第二次世界大戦後、南アの支配はイギリスから「アフリカーナー」勢力に移行し始め、イギリスと強い結びつきを持つイギリス連邦から脱退(1960年)して、国名を「南アフリカ連邦」から「南アフリカ共和国」に変えた。白人政府は、人間を肌の色で区別し、人種ごとに異なる権利と義務を定める人種隔離政策(アパルトヘイト)をおし進めた。

(6)アパルトヘイト政策の撤廃

今日、アパルトヘイト政策は撤廃(1994年)され、すべての南ア人に自由と平等が保障されるようになった、といわれているが、実態はどうなのか。

そんなわけで、南アとオランダは深い結びつきがあり、南アにおけるオランダ系住民の歴史は複雑なものがある。二度のボーア戦争でイギリスに敗れ、南アの支配権を奪われたものの、第二次大戦後に復権、南アに過酷な人種隔離政策を進めたのがオランダ系南ア人である。オランダ系南ア人と現在のオランダ人とは関係がないともいえるし、同胞だともいえる。南アはいってみれば、オランダの“準ホーム”と言えるかもしれない。(筆者としては、植民地を宗主国の“ホーム”と呼ぶことは憚れるが)
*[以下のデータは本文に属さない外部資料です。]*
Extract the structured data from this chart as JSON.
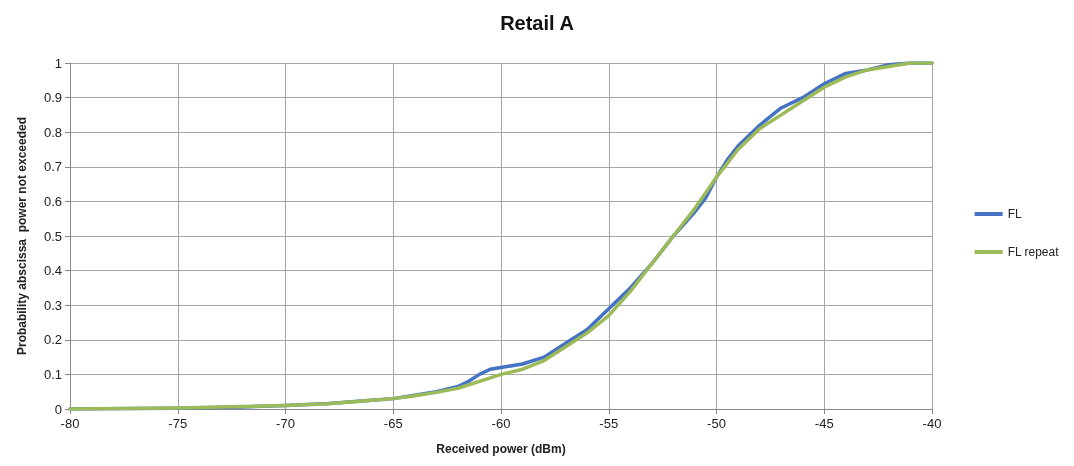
{
  "chart_data": {
    "type": "line",
    "title": "Retail A",
    "xlabel": "Received power (dBm)",
    "ylabel": "Probability abscissa  power not exceeded",
    "xlim": [
      -80,
      -40
    ],
    "xticks": [
      -80,
      -75,
      -70,
      -65,
      -60,
      -55,
      -50,
      -45,
      -40
    ],
    "ylim": [
      0,
      1
    ],
    "yticks": [
      0,
      0.1,
      0.2,
      0.3,
      0.4,
      0.5,
      0.6,
      0.7,
      0.8,
      0.9,
      1
    ],
    "grid": true,
    "legend": "right",
    "marker": "none",
    "line_style": "solid",
    "series": [
      {
        "name": "FL",
        "color": "#4472c4",
        "x": [
          -80,
          -75,
          -72,
          -70,
          -68,
          -66,
          -65,
          -64,
          -63,
          -62,
          -61.5,
          -61,
          -60.5,
          -60,
          -59,
          -58,
          -57,
          -56,
          -55,
          -54,
          -53,
          -52.5,
          -52,
          -51,
          -50.5,
          -50,
          -49.5,
          -49,
          -48,
          -47,
          -46,
          -45,
          -44,
          -43,
          -42,
          -41,
          -40
        ],
        "values": [
          0,
          0.002,
          0.006,
          0.01,
          0.016,
          0.025,
          0.03,
          0.04,
          0.05,
          0.065,
          0.08,
          0.1,
          0.115,
          0.12,
          0.13,
          0.15,
          0.19,
          0.23,
          0.29,
          0.35,
          0.42,
          0.46,
          0.5,
          0.57,
          0.61,
          0.67,
          0.72,
          0.76,
          0.82,
          0.87,
          0.9,
          0.94,
          0.97,
          0.98,
          0.995,
          1,
          1
        ]
      },
      {
        "name": "FL repeat",
        "color": "#9bbb59",
        "x": [
          -80,
          -75,
          -72,
          -70,
          -68,
          -66,
          -65,
          -64,
          -63,
          -62,
          -61,
          -60,
          -59,
          -58,
          -57,
          -56,
          -55,
          -54,
          -53,
          -52,
          -51,
          -50,
          -49,
          -48,
          -47,
          -46,
          -45,
          -44,
          -43,
          -42,
          -41,
          -40
        ],
        "values": [
          0,
          0.003,
          0.007,
          0.01,
          0.015,
          0.025,
          0.03,
          0.038,
          0.048,
          0.06,
          0.08,
          0.1,
          0.115,
          0.14,
          0.18,
          0.22,
          0.27,
          0.34,
          0.42,
          0.5,
          0.58,
          0.67,
          0.75,
          0.81,
          0.85,
          0.89,
          0.93,
          0.96,
          0.98,
          0.99,
          1,
          1
        ]
      }
    ]
  }
}
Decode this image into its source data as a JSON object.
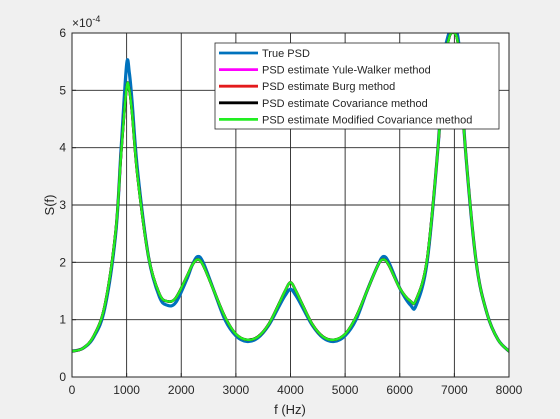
{
  "figure": {
    "background": "#f0f0f0",
    "axes_background": "#ffffff"
  },
  "chart_data": {
    "type": "line",
    "xlabel": "f (Hz)",
    "ylabel": "S(f)",
    "y_exponent_label": "×10",
    "y_exponent_power": "-4",
    "xlim": [
      0,
      8000
    ],
    "ylim": [
      0,
      6
    ],
    "xticks": [
      0,
      1000,
      2000,
      3000,
      4000,
      5000,
      6000,
      7000,
      8000
    ],
    "yticks": [
      0,
      1,
      2,
      3,
      4,
      5,
      6
    ],
    "grid": true,
    "legend_position": "top-right",
    "series": [
      {
        "name": "True PSD",
        "color": "#0072bd",
        "width": 3.2,
        "x": [
          0,
          200,
          400,
          600,
          800,
          900,
          1000,
          1050,
          1100,
          1200,
          1400,
          1600,
          1750,
          1900,
          2100,
          2200,
          2300,
          2400,
          2600,
          2800,
          3000,
          3200,
          3400,
          3600,
          3800,
          3900,
          4000,
          4100,
          4200,
          4400,
          4600,
          4800,
          5000,
          5200,
          5400,
          5600,
          5700,
          5800,
          6000,
          6200,
          6300,
          6500,
          6700,
          6800,
          6900,
          6950,
          7000,
          7050,
          7100,
          7200,
          7400,
          7600,
          7800,
          8000
        ],
        "y": [
          0.45,
          0.5,
          0.7,
          1.2,
          2.5,
          4.0,
          5.45,
          5.3,
          4.8,
          3.6,
          2.1,
          1.4,
          1.25,
          1.3,
          1.7,
          1.95,
          2.1,
          2.0,
          1.5,
          1.0,
          0.72,
          0.62,
          0.68,
          0.9,
          1.25,
          1.42,
          1.53,
          1.42,
          1.25,
          0.9,
          0.68,
          0.62,
          0.72,
          1.0,
          1.5,
          1.95,
          2.1,
          2.0,
          1.55,
          1.25,
          1.25,
          2.0,
          4.0,
          5.5,
          6.0,
          6.1,
          6.1,
          6.0,
          5.6,
          4.0,
          2.0,
          1.1,
          0.65,
          0.45
        ]
      },
      {
        "name": "PSD estimate Yule-Walker method",
        "color": "#ff00ff",
        "width": 2.6,
        "x": [
          0,
          200,
          400,
          600,
          800,
          900,
          1000,
          1050,
          1100,
          1200,
          1400,
          1600,
          1750,
          1900,
          2100,
          2200,
          2300,
          2400,
          2600,
          2800,
          3000,
          3200,
          3400,
          3600,
          3800,
          3900,
          4000,
          4100,
          4200,
          4400,
          4600,
          4800,
          5000,
          5200,
          5400,
          5600,
          5700,
          5800,
          6000,
          6200,
          6300,
          6500,
          6700,
          6800,
          6900,
          6950,
          7000,
          7050,
          7100,
          7200,
          7400,
          7600,
          7800,
          8000
        ],
        "y": [
          0.45,
          0.5,
          0.72,
          1.25,
          2.55,
          3.9,
          5.05,
          5.0,
          4.6,
          3.5,
          2.1,
          1.45,
          1.32,
          1.38,
          1.75,
          1.95,
          2.05,
          1.95,
          1.5,
          1.05,
          0.75,
          0.65,
          0.7,
          0.92,
          1.3,
          1.5,
          1.65,
          1.5,
          1.3,
          0.92,
          0.7,
          0.65,
          0.75,
          1.05,
          1.5,
          1.95,
          2.05,
          1.95,
          1.55,
          1.32,
          1.35,
          2.05,
          4.0,
          5.4,
          5.9,
          6.0,
          6.0,
          5.9,
          5.5,
          4.0,
          2.0,
          1.1,
          0.65,
          0.45
        ]
      },
      {
        "name": "PSD estimate Burg method",
        "color": "#e31a1c",
        "width": 2.6,
        "x": [
          0,
          200,
          400,
          600,
          800,
          900,
          1000,
          1050,
          1100,
          1200,
          1400,
          1600,
          1750,
          1900,
          2100,
          2200,
          2300,
          2400,
          2600,
          2800,
          3000,
          3200,
          3400,
          3600,
          3800,
          3900,
          4000,
          4100,
          4200,
          4400,
          4600,
          4800,
          5000,
          5200,
          5400,
          5600,
          5700,
          5800,
          6000,
          6200,
          6300,
          6500,
          6700,
          6800,
          6900,
          6950,
          7000,
          7050,
          7100,
          7200,
          7400,
          7600,
          7800,
          8000
        ],
        "y": [
          0.45,
          0.5,
          0.72,
          1.25,
          2.55,
          3.9,
          5.05,
          5.0,
          4.6,
          3.5,
          2.1,
          1.45,
          1.32,
          1.38,
          1.75,
          1.95,
          2.05,
          1.95,
          1.5,
          1.05,
          0.75,
          0.65,
          0.7,
          0.92,
          1.3,
          1.5,
          1.65,
          1.5,
          1.3,
          0.92,
          0.7,
          0.65,
          0.75,
          1.05,
          1.5,
          1.95,
          2.05,
          1.95,
          1.55,
          1.32,
          1.35,
          2.05,
          4.0,
          5.4,
          5.9,
          6.0,
          6.0,
          5.9,
          5.5,
          4.0,
          2.0,
          1.1,
          0.65,
          0.45
        ]
      },
      {
        "name": "PSD estimate Covariance method",
        "color": "#000000",
        "width": 2.6,
        "x": [
          0,
          200,
          400,
          600,
          800,
          900,
          1000,
          1050,
          1100,
          1200,
          1400,
          1600,
          1750,
          1900,
          2100,
          2200,
          2300,
          2400,
          2600,
          2800,
          3000,
          3200,
          3400,
          3600,
          3800,
          3900,
          4000,
          4100,
          4200,
          4400,
          4600,
          4800,
          5000,
          5200,
          5400,
          5600,
          5700,
          5800,
          6000,
          6200,
          6300,
          6500,
          6700,
          6800,
          6900,
          6950,
          7000,
          7050,
          7100,
          7200,
          7400,
          7600,
          7800,
          8000
        ],
        "y": [
          0.45,
          0.5,
          0.72,
          1.25,
          2.55,
          3.9,
          5.05,
          5.0,
          4.6,
          3.5,
          2.1,
          1.45,
          1.32,
          1.38,
          1.75,
          1.95,
          2.05,
          1.95,
          1.5,
          1.05,
          0.75,
          0.65,
          0.7,
          0.92,
          1.3,
          1.5,
          1.65,
          1.5,
          1.3,
          0.92,
          0.7,
          0.65,
          0.75,
          1.05,
          1.5,
          1.95,
          2.05,
          1.95,
          1.55,
          1.32,
          1.35,
          2.05,
          4.0,
          5.4,
          5.9,
          6.0,
          6.0,
          5.9,
          5.5,
          4.0,
          2.0,
          1.1,
          0.65,
          0.45
        ]
      },
      {
        "name": "PSD estimate Modified Covariance method",
        "color": "#22ee22",
        "width": 2.4,
        "x": [
          0,
          200,
          400,
          600,
          800,
          900,
          1000,
          1050,
          1100,
          1200,
          1400,
          1600,
          1750,
          1900,
          2100,
          2200,
          2300,
          2400,
          2600,
          2800,
          3000,
          3200,
          3400,
          3600,
          3800,
          3900,
          4000,
          4100,
          4200,
          4400,
          4600,
          4800,
          5000,
          5200,
          5400,
          5600,
          5700,
          5800,
          6000,
          6200,
          6300,
          6500,
          6700,
          6800,
          6900,
          6950,
          7000,
          7050,
          7100,
          7200,
          7400,
          7600,
          7800,
          8000
        ],
        "y": [
          0.45,
          0.5,
          0.72,
          1.25,
          2.55,
          3.9,
          5.05,
          5.0,
          4.6,
          3.5,
          2.1,
          1.45,
          1.32,
          1.38,
          1.75,
          1.95,
          2.05,
          1.95,
          1.5,
          1.05,
          0.75,
          0.65,
          0.7,
          0.92,
          1.3,
          1.5,
          1.65,
          1.5,
          1.3,
          0.92,
          0.7,
          0.65,
          0.75,
          1.05,
          1.5,
          1.95,
          2.05,
          1.95,
          1.55,
          1.32,
          1.35,
          2.05,
          4.0,
          5.4,
          5.9,
          6.0,
          6.0,
          5.9,
          5.5,
          4.0,
          2.0,
          1.1,
          0.65,
          0.45
        ]
      }
    ]
  }
}
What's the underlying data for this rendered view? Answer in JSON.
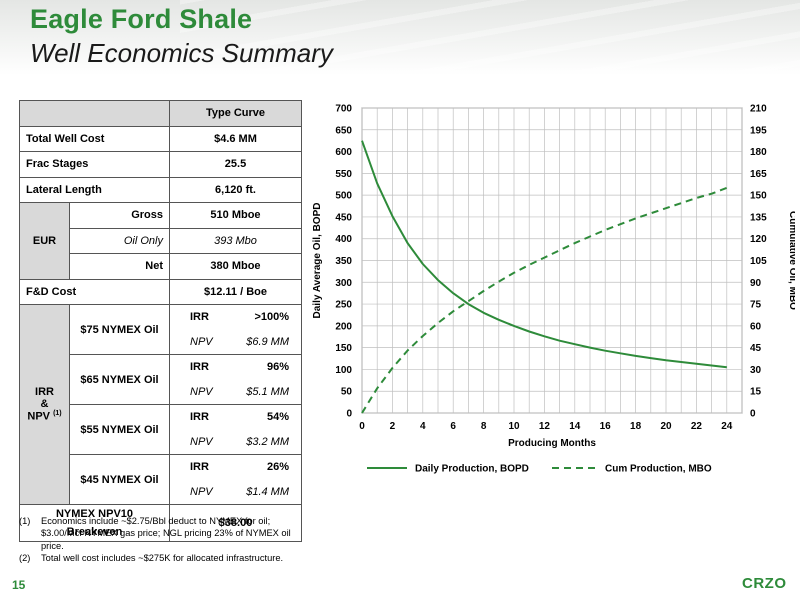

(7)オレンジ軍団の敗北――決勝の地は滅亡した「トランスヴァール共和国」

W杯南アフリカ大会決勝は、同国ハウテン州ヨハネスブルグ市にある「サッカーシティースタジアム」で行われる。ヨハネスブルグといえば、前出のとおり、第二次ボーア戦争によって、「アフリカーナー(オランダ系南ア人)」が大英帝国に奪われたトランスヴァール地方に位置する。オランダは再びこの地で「敗北」する(と筆者は思っている)。相手は大英帝国ではなく、スペインではあるが。

なお、オランダ代表のナショナルカラー「オレンジ色」の由来は、オランダ王家の名前(オラニエ=ナッサウ家といい、かつてフランスのオランジュ領主だった)にあるといわれている。ただ、オラニエ、オランジュに「オレンジ色」の意味があるかどうかは、筆者にはわからない。